Ormai la scuola è finita in tutte le regioni d’Italia: è quindi tempo di bilanci da fine anno scolastico e, soprattutto, di valutazioni e pagelle. A riflettere su questo è stato lo scrittore e insegnante Alessandro D’Avenia su un articolo su Il Corriere della Sera pubblicato oggi, 12 giugno.
L’autore ha cercato di spiegare che, a suo avviso, non bisogna fermarsi solo ai voti e ai giudizi dei ragazzi alla fine dell’anno. Ecco le sue parole: “Cerco di portare a termine spiegazioni e verifiche entro metà maggio, per poter dedicare l’ultima parte dell’anno scolastico all’esplorazione della vocazione. Esistere (ex- e -stare: essere saldi fuori) significa ‘uscire con coraggio’, e corrisponde alla tappa vitale in cui si trovano i ragazzi. Come supportare un’energia ridotta spesso a ‘ribellione’ adolescenziale, quando è invece la sana crescita di un essere autonomo che vuole essere sempre più vivo?”.
“Vedo ragazzi che non ‘escono’, cioè non iniziano a esistere, ripiegati su abitudini e oggetti che li ‘addomesticano’, proprio perché offrono ‘illusioni’ di uscita, cioè di esistenza, quando sono in realtà ‘dipendenze’. E invece di allenarsi a esistere, uscire, andare incontro al mondo, sedotti dal suo quotidiano miracolo, per paura, si ripiegano, accartocciano, deprimono. Le due chiavi per un’educazione a ‘esistere’, eroticamente ed eroicamente, e quindi a ‘resistere’, sono il respiro e il desiderio”.

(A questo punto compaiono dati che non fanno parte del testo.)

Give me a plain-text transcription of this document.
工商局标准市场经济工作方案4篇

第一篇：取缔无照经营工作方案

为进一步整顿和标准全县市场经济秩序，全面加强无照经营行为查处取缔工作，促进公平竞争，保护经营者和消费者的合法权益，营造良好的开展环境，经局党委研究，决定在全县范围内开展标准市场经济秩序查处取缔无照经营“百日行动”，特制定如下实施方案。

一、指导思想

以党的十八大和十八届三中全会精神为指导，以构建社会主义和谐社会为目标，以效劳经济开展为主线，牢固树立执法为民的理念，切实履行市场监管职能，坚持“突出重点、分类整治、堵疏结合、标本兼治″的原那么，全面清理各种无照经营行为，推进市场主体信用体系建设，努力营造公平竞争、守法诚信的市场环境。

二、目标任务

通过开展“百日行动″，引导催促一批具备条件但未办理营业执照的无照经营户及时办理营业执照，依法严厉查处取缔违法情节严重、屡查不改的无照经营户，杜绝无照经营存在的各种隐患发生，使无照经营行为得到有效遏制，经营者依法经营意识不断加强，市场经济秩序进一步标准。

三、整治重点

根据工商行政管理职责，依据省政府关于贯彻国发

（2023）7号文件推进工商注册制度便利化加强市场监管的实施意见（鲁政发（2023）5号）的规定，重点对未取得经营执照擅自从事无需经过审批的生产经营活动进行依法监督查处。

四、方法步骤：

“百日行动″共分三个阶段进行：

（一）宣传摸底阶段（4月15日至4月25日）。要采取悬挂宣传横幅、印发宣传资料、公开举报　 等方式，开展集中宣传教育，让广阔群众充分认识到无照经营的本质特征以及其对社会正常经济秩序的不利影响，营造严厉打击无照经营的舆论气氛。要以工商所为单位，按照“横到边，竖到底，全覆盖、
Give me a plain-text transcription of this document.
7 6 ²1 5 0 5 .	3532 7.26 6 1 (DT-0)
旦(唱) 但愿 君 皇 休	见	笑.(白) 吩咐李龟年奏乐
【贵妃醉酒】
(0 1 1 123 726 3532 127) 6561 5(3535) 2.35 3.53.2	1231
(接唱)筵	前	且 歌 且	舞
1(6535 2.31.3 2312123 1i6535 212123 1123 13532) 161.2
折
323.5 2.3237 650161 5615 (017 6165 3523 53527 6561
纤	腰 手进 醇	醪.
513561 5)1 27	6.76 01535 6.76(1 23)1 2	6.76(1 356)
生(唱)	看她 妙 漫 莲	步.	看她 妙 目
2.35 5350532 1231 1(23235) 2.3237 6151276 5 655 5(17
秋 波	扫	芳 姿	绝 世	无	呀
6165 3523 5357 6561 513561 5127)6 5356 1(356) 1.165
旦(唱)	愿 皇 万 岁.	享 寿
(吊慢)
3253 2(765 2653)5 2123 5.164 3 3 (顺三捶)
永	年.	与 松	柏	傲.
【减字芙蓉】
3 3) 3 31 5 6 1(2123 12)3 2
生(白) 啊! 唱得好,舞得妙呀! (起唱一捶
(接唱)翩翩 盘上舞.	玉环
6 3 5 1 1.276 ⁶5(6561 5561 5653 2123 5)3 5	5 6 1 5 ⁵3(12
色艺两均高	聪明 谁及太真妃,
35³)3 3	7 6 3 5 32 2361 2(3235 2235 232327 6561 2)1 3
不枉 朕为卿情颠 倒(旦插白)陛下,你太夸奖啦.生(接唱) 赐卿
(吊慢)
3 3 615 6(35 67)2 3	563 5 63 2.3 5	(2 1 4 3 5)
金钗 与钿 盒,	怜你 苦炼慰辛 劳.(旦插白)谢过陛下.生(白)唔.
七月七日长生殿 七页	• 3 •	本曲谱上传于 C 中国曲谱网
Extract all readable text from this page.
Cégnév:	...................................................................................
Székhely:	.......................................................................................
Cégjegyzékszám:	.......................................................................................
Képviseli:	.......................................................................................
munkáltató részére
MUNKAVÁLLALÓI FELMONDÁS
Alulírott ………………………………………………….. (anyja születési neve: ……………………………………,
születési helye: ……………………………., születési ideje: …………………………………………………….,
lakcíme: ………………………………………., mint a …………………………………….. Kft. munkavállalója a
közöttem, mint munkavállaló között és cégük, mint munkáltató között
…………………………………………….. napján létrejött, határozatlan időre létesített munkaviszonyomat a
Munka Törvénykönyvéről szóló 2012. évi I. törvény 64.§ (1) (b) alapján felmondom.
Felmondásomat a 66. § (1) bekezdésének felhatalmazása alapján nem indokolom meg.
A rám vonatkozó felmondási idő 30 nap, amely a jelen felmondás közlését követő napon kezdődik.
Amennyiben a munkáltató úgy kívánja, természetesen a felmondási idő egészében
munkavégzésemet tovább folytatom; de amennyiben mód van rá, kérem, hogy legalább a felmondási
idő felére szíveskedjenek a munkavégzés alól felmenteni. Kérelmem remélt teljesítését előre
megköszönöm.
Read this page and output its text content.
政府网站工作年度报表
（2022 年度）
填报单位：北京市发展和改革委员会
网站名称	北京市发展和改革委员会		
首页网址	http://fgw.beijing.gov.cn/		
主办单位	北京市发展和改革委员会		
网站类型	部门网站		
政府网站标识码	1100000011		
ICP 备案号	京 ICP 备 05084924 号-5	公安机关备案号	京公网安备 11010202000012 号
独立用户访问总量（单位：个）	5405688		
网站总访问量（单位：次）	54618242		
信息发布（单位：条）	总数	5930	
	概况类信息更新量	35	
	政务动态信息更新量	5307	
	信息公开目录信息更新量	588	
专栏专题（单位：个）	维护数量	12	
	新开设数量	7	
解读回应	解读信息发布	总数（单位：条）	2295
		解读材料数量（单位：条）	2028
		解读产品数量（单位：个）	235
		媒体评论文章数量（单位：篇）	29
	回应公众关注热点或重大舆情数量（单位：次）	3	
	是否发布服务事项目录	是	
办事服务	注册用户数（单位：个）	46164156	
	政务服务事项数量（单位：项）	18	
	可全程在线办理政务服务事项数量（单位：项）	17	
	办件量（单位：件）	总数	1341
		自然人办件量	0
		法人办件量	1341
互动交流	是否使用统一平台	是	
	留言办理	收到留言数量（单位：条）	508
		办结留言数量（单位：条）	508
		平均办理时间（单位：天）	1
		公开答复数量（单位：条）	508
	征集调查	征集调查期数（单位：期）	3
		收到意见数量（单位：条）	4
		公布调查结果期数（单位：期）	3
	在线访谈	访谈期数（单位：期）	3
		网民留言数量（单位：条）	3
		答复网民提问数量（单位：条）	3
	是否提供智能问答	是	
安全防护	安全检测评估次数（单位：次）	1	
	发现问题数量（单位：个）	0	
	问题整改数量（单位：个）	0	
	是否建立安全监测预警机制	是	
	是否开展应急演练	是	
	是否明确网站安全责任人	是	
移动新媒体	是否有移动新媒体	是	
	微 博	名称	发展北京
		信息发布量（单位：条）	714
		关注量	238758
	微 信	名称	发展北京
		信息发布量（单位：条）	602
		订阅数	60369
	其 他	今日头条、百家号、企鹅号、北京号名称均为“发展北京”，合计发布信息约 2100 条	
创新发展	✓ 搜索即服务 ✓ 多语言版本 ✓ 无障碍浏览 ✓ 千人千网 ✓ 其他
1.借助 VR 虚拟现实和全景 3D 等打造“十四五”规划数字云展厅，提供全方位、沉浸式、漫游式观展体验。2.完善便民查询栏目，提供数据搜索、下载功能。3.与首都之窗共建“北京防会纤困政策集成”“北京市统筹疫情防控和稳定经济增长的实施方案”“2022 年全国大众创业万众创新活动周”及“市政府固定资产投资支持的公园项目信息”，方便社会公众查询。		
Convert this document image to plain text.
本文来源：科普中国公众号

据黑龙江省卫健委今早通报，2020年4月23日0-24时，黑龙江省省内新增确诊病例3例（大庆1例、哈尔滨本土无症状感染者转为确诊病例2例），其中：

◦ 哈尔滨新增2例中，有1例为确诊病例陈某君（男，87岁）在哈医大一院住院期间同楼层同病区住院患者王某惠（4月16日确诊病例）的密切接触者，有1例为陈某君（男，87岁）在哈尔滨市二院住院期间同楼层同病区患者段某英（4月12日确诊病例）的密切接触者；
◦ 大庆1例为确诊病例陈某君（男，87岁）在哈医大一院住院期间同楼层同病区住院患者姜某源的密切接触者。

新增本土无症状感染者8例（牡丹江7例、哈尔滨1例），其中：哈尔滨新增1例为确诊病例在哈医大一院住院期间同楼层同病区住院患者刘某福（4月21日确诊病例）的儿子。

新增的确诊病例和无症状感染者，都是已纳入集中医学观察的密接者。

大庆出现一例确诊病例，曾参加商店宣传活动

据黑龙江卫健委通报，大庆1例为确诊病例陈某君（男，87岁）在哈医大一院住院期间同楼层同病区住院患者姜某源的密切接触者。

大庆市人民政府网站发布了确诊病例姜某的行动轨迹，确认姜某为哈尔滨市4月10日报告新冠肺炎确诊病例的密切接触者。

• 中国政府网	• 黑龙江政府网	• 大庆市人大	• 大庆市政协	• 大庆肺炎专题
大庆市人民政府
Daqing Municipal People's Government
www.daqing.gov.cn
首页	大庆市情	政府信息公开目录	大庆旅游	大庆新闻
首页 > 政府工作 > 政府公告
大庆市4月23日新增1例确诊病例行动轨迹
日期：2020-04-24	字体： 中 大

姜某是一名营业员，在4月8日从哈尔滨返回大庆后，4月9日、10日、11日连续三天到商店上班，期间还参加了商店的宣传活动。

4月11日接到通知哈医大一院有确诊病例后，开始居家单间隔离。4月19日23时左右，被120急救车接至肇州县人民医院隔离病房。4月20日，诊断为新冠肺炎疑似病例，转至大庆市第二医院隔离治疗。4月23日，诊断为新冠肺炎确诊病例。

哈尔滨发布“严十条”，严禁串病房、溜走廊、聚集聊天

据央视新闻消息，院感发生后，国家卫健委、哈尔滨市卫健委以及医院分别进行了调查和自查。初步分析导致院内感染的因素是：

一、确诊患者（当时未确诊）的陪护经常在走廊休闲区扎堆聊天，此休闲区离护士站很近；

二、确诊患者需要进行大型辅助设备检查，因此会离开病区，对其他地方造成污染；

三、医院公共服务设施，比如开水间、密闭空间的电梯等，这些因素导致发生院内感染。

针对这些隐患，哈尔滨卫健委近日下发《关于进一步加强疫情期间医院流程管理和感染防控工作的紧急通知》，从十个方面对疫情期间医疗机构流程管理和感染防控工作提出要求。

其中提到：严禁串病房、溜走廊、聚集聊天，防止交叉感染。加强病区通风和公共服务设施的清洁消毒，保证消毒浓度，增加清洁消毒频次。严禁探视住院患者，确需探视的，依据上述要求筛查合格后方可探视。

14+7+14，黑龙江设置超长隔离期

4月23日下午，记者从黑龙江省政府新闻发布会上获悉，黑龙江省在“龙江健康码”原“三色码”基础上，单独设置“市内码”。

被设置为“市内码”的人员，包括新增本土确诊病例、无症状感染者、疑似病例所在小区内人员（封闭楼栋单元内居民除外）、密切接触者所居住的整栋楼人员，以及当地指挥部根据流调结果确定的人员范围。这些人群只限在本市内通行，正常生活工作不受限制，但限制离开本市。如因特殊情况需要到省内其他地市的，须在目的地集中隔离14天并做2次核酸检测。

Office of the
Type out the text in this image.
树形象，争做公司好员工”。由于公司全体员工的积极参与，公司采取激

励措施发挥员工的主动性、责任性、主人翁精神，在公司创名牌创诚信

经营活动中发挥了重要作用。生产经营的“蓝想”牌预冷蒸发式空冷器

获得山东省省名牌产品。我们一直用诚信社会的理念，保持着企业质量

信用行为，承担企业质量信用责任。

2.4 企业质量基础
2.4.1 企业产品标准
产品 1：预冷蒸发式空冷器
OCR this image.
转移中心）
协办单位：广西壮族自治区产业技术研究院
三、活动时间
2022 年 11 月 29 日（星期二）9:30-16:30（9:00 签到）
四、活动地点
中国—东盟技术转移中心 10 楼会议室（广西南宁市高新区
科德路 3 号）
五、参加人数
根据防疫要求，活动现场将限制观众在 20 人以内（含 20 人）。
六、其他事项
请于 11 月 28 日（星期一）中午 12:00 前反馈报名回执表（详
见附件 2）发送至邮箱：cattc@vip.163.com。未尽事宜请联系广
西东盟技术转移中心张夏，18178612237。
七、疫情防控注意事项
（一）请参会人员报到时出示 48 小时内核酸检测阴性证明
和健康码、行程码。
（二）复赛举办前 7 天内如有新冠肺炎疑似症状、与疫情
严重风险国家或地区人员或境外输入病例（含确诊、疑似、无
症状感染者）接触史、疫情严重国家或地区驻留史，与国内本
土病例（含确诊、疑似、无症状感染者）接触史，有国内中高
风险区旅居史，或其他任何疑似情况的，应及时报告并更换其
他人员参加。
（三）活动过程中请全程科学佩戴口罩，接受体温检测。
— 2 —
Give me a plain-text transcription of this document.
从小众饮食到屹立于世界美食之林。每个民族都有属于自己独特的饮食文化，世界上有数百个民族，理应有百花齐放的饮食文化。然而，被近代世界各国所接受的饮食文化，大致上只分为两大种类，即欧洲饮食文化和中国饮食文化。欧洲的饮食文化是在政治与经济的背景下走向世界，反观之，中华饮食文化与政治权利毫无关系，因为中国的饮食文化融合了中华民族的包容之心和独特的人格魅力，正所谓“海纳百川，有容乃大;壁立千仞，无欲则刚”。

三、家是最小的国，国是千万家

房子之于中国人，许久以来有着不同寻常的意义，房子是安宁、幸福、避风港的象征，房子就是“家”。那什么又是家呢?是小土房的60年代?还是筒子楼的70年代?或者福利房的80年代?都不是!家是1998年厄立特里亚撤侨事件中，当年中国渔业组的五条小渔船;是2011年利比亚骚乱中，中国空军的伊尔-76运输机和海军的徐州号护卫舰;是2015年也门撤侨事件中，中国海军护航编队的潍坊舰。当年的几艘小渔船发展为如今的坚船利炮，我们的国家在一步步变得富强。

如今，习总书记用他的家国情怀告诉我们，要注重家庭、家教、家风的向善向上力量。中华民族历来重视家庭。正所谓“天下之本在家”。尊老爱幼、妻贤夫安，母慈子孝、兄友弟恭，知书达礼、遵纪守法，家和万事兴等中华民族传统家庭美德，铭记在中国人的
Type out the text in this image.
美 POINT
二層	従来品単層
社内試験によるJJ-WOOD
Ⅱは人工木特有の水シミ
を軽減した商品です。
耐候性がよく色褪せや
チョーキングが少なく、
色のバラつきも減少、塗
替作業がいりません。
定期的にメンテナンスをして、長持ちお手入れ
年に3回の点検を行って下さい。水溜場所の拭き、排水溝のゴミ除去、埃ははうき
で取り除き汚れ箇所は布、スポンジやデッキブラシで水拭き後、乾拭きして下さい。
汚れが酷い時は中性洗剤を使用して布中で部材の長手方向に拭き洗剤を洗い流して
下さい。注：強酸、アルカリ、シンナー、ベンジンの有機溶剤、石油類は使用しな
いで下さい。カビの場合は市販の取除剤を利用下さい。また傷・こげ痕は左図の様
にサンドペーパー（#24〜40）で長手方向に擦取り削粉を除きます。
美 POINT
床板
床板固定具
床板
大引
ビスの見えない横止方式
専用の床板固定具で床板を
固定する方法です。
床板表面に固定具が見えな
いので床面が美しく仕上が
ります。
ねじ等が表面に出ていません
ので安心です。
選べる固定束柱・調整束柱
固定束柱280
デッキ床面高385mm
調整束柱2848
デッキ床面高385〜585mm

“A che serve raccontare la vocazione se non si aiuta a trovarla?”
“Negli anni ho provato a costruire un percorso di esercizi e letture per aiutare i ragazzi a trovare e allenare respiro e desiderio. Per me è parte integrante del programma: a che serve raccontare la vocazione di uomini e donne del passato, se poi non aiuta quelli del presente a trovare la loro? Vorrei una pagella fatta non solo da una colonna di numeri, ma da una consegna di speranza, anche per chi ha insufficienze e quindi non riceve i voti”.
“Un ragazzo deve ‘uscire’ da scuola non solo sapendo quanto vale da 1 a 10 la sua preparazione in italiano, matematica e inglese, ma anche come respira (che cosa lo ispira e come ispira altri) e come desidera (in che modo riceve e dà vita al mondo). In pagella vorrei un giudizio su ‘quanto sei fuori’, che poi significa ‘quanto sei dentro’. Ma esiste ancora ‘un dentro’ (respiro e desiderio) nelle nostre parole di educatori?’”, ha concluso.
Cosa c’è oltre i risultati?
Più volte abbiamo trattato la questione dei voti a scuola: qualche settimana fa la scrittrice Silvia Avallone su 7Corriere ha riflettuto sulla questione della performance. “Non siamo i nostri risultati: i nostri voti a scuola, i nostri stipendi, le nostre promozioni – ha iniziato la sua riflessione la scrittrice. Capisco che viviamo in una società ossessionata dai numeri: di follower, di medie scolastiche, di cifre sul conto corrente. Ma nessuno di noi è riducibile a un numero. Anche perché i numeri cambiano. I picchi vengono superati, le ascese si convertono inevitabilmente in declini. Si sbaglia, si cade. E se questo non accadesse saremmo morti, o finti”.
E ha continuato: “Quindi vale la pena abbandonare la fissità dei numeri e proporre a noi stessi, soprattutto ai più giovani, strumenti diversi per costruire la propria identità. Se devo cominciare con uno, il mio preferito, non ho dubbi: le passioni. (…) Nel grande dibattito sul togliere o no i voti, io sto con chi vorrebbe sperimentarne la sostituzione con altro. Di più: vorrei reimpostare l’intera cultura della realizzazione personale sul pensionamento dei numeri e sul ripristino delle passioni. Non credo di facilitare la strada a nessuno: le passioni richiedono dedizione, impegno, sacrificio, responsabilità, costanza. Però ti offrono anche un motivo valido per affrontare la fatica, per metterti alla prova. Perché non lo fai per sentirti dire “bravo” da qualcun altro. Lo fai perché dedicartici ti rende vivo e attivo, ti spalanca un futuro in cui credere. Stare qui è prezioso, vale la pena non sprecare il tempo di una vita. Ecco il valore: vivere. Altro che voti.”